Eko-in
THE "POWER MOUND"
Just inside the Kokugikan's entrance hall was a glass display case filled with sumo trophies. There was a giant chrome Coke bottle—"the Coca-Cola trophy," according to the plaque at its base. Another trophy was a huge glass cylinder filled with dehydrated mushrooms. The "Czech cup" was a giant crystal goblet that stood in front of a Pilsner Urquell beer poster.
I was looking over the trophies when I heard someone call my name. I looked up and saw a youngish guy with slicked-back bangs in a gray-checked blazer and black pants. I guessed, correctly, that it was Miki.
Miki hustled me out of the entry hall and into the public relations office, the same place where I had met the Oyakata. He had a Yomiuri photographer take me into the hallway and shoot my picture for the tournament press pass he'd promised me. Back inside the office, the newspaper reporters and photographers who'd collected there were picking over a tableful of press swag: press releases, DVD's, photos.
Also on the table was a small selection of Hello Kitty figurines wearing sumo-related costumes: Kitty in a gyoji's vestments, Kitty in a kesho mawashi. One even had Kitty's white kitten head perversely transposed onto the round, flesh-colored body of a mawashi-wearing sumo wrestler.
Miki had me wait for him while he typed into his laptop, which he had jacked into his cellular phone. Then he took me to lunch at a tempura restaurant and ordered us both bowls of scrambled shellfish over rice, with which we drank beer.
Miki ate quickly. When we left the restaurant, he told me I could come to the Kokugikan any time the next day—the first of the tournament—and pick up my press pass, which would let me come and go as I pleased. Before we split up, I had him show me the way to the Eko-in temple, which I was interested in checking out because of its connection to sumo wrestling.
Eko-in, in fact, is what brought sumo to the Ryogoku section of what's now Tokyo in the first place. It was built in the mid-18th century to inter and memorialize the 100,000-plus victims of a fire that had destroyed much of the city about 100 years earlier. But Eko-in didn't have access to the cash stream that supported most temples: since its graves were anonymous, it couldn't collect dues from the family members of those that it interred. So it began sustaining itself with biannual sumo matches, which thousands attended.
Sumo on temple grounds was nothing new.
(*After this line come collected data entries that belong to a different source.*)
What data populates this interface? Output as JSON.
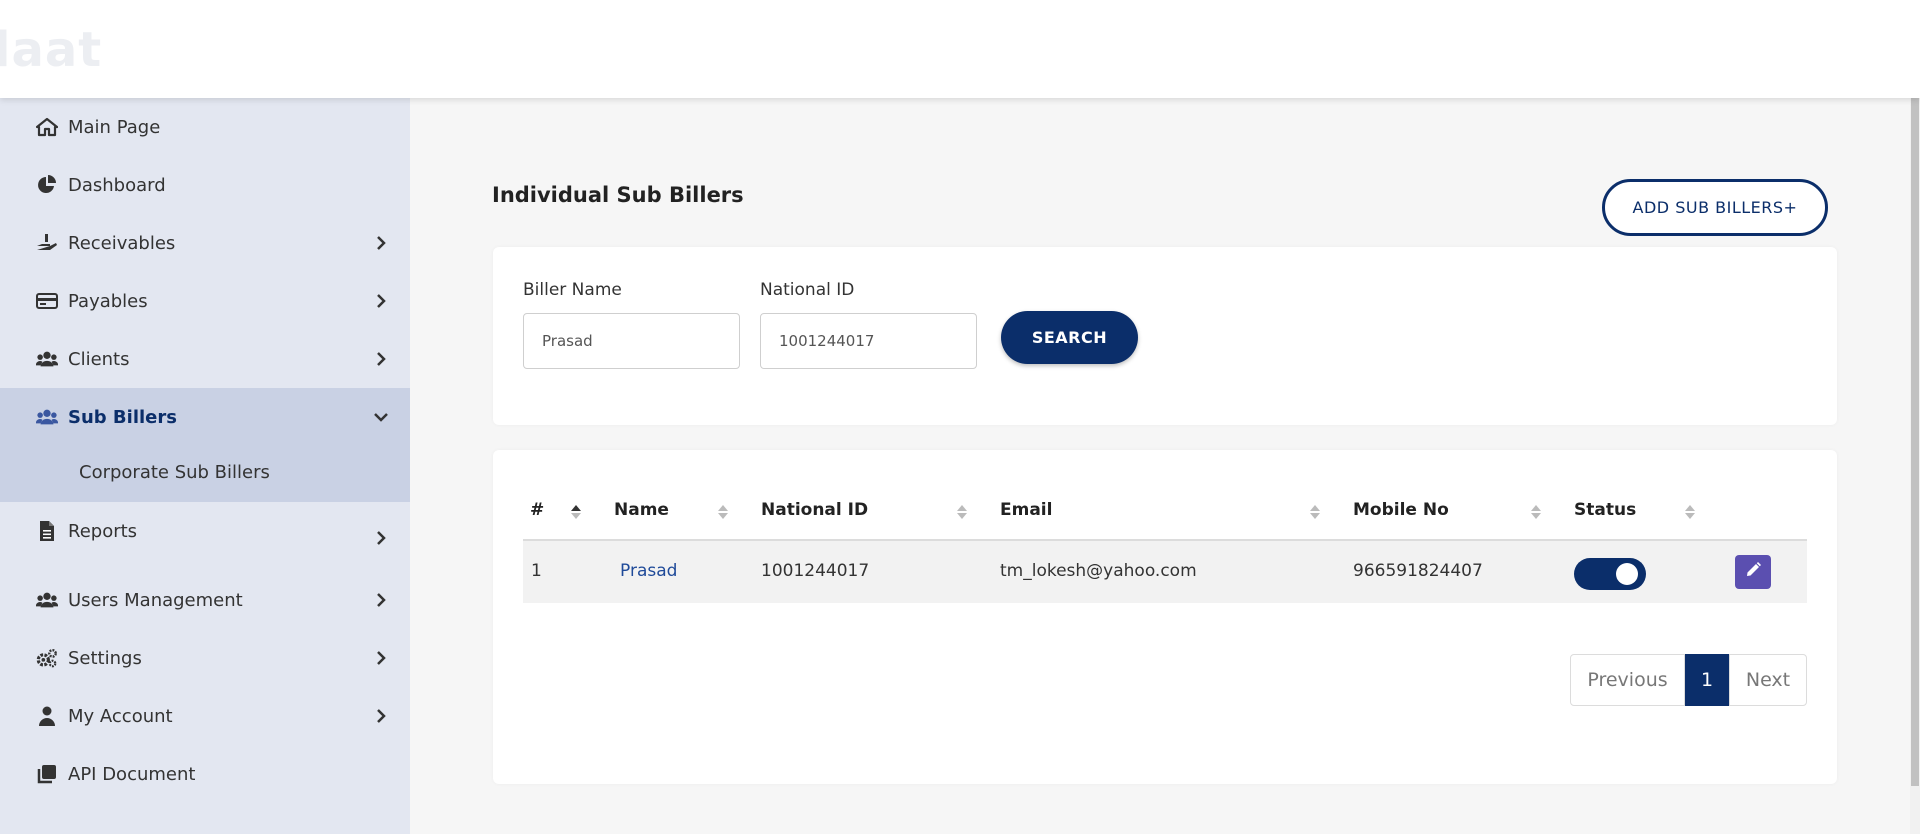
{
  "brand": {
    "logo_text": "laat"
  },
  "sidebar": {
    "items": [
      {
        "label": "Main Page",
        "icon": "home-icon"
      },
      {
        "label": "Dashboard",
        "icon": "pie-chart-icon"
      },
      {
        "label": "Receivables",
        "icon": "hand-money-icon"
      },
      {
        "label": "Payables",
        "icon": "credit-card-icon"
      },
      {
        "label": "Clients",
        "icon": "users-icon"
      },
      {
        "label": "Sub Billers",
        "icon": "users-icon",
        "active": true
      },
      {
        "label": "Reports",
        "icon": "file-icon"
      },
      {
        "label": "Users Management",
        "icon": "users-icon"
      },
      {
        "label": "Settings",
        "icon": "gears-icon"
      },
      {
        "label": "My Account",
        "icon": "user-icon"
      },
      {
        "label": "API Document",
        "icon": "copy-icon"
      }
    ],
    "sub_items": [
      {
        "label": "Corporate Sub Billers"
      }
    ]
  },
  "page": {
    "title": "Individual Sub Billers",
    "add_button": "ADD SUB BILLERS+"
  },
  "search": {
    "biller_name_label": "Biller Name",
    "biller_name_value": "Prasad",
    "national_id_label": "National ID",
    "national_id_value": "1001244017",
    "button": "SEARCH"
  },
  "table": {
    "columns": [
      "#",
      "Name",
      "National ID",
      "Email",
      "Mobile No",
      "Status"
    ],
    "rows": [
      {
        "index": "1",
        "name": "Prasad",
        "national_id": "1001244017",
        "email": "tm_lokesh@yahoo.com",
        "mobile": "966591824407",
        "status_on": true
      }
    ]
  },
  "pagination": {
    "previous": "Previous",
    "current": "1",
    "next": "Next"
  },
  "colors": {
    "primary": "#0b2e6a",
    "sidebar_bg": "#e3e7f1",
    "sidebar_active": "#c9d1e4",
    "edit_button": "#5b4fb0"
  }
}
Temples and shrines had long raised money by hosting the hodgepodge of disenfranchised samurai and migrants from the countryside that performed the prizefights that became modern sumo. Before Eko-in began hosting the matches, most were held on the grounds of the Fukagawa Hachiman shrine down the Sumida river. But once they moved to Eko-in, it became the chief venue for sumo and Ryogoku soon became the sport's de facto headquarters.
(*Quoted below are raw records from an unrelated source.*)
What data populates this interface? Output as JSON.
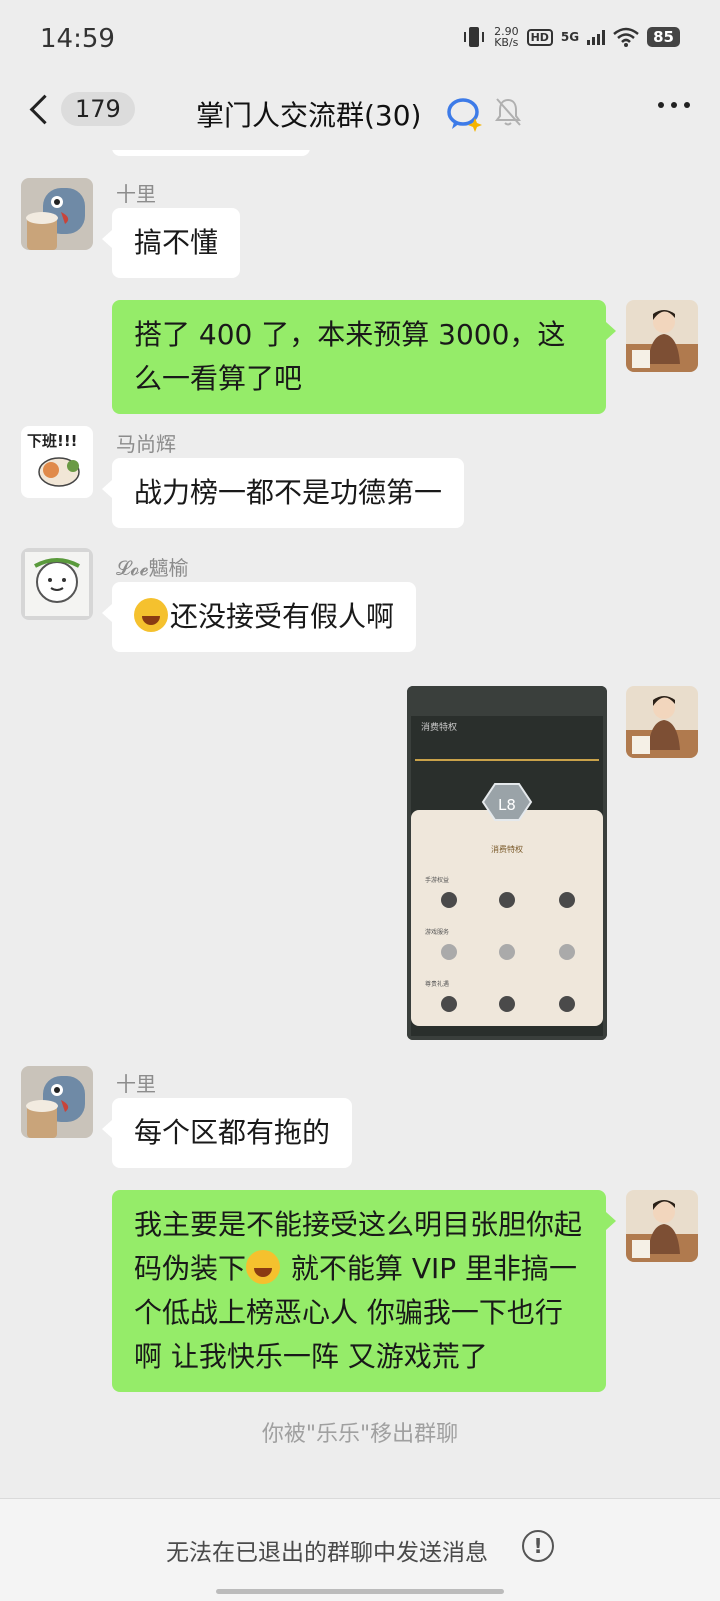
{
  "status_bar": {
    "time": "14:59",
    "net_speed": "2.90",
    "net_unit": "KB/s",
    "hd": "HD",
    "network": "5G",
    "battery": "85"
  },
  "header": {
    "unread_count": "179",
    "title": "掌门人交流群(30)"
  },
  "messages": [
    {
      "sender": "十里",
      "text": "搞不懂"
    },
    {
      "text": "搭了 400 了，本来预算 3000，这么一看算了吧"
    },
    {
      "sender": "马尚辉",
      "text": "战力榜一都不是功德第一"
    },
    {
      "sender": "𝓛𝓸𝓮魑榆",
      "text": "还没接受有假人啊"
    },
    {
      "image_title": "消费特权",
      "image_badge": "L8",
      "image_caption": "消费特权",
      "image_sections": [
        "手游权益",
        "游戏服务",
        "尊贵礼遇"
      ]
    },
    {
      "sender": "十里",
      "text": "每个区都有拖的"
    },
    {
      "text_before_emoji": "我主要是不能接受这么明目张胆你起码伪装下",
      "text_after_emoji": " 就不能算 VIP 里非搞一个低战上榜恶心人 你骗我一下也行啊 让我快乐一阵 又游戏荒了"
    }
  ],
  "system_note": "你被\"乐乐\"移出群聊",
  "bottom_notice": "无法在已退出的群聊中发送消息",
  "avatar_text": {
    "mashanghui": "下班!!!"
  },
  "colors": {
    "background": "#ededed",
    "bubble_self": "#95ec69",
    "bubble_other": "#ffffff"
  }
}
In the early 20th century, sumo gained new prestige, as the flurry of national pride that followed Japan's victories in its recent wars with China and Russia turned the Westernizing country's gaze back toward its native culture. As a uniquely Japanese expression, sumo wrestling was elevated to Japan's national sport and given a permanent home: the Kokugikan that was built near the temple.
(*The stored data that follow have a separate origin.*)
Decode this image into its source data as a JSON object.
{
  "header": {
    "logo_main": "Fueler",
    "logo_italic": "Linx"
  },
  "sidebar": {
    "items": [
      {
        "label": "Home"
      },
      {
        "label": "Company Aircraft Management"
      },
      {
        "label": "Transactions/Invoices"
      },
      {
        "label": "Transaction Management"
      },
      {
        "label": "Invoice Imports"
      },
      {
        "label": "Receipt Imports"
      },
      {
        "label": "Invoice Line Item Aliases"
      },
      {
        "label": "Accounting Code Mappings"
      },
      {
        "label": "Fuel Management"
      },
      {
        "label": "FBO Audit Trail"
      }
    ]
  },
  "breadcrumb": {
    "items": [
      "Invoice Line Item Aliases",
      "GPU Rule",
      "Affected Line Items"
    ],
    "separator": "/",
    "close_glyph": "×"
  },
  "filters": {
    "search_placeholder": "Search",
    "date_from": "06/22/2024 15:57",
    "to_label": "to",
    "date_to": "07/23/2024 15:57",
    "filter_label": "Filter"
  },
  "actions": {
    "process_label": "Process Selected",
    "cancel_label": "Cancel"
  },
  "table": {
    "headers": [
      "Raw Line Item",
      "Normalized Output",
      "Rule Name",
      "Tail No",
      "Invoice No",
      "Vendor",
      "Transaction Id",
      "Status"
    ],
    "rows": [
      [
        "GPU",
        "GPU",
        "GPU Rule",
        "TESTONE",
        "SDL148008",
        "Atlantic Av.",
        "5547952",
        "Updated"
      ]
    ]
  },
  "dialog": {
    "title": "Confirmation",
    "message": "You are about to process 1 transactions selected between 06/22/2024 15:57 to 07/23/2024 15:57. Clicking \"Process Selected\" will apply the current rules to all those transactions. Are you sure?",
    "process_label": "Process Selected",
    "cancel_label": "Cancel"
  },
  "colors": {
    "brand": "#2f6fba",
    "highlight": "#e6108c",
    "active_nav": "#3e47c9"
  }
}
These days, though, the only thing that seems to link Eko-in to its sumo past is the stone with the inscription "power mound" near its entryway, which was erected in the 1930's as a memorial to a wrestler. The temple itself sits at the end of a busy road behind a corporate-looking cement-and-steel archway. Gone are the vast temple grounds that allowed it to house the massive temporary structures in which sumo was once performed. It's now a cluttered compound of modern one-story buildings. But its history as a graveyard remains on clear display in the dense block of tombs off to the side.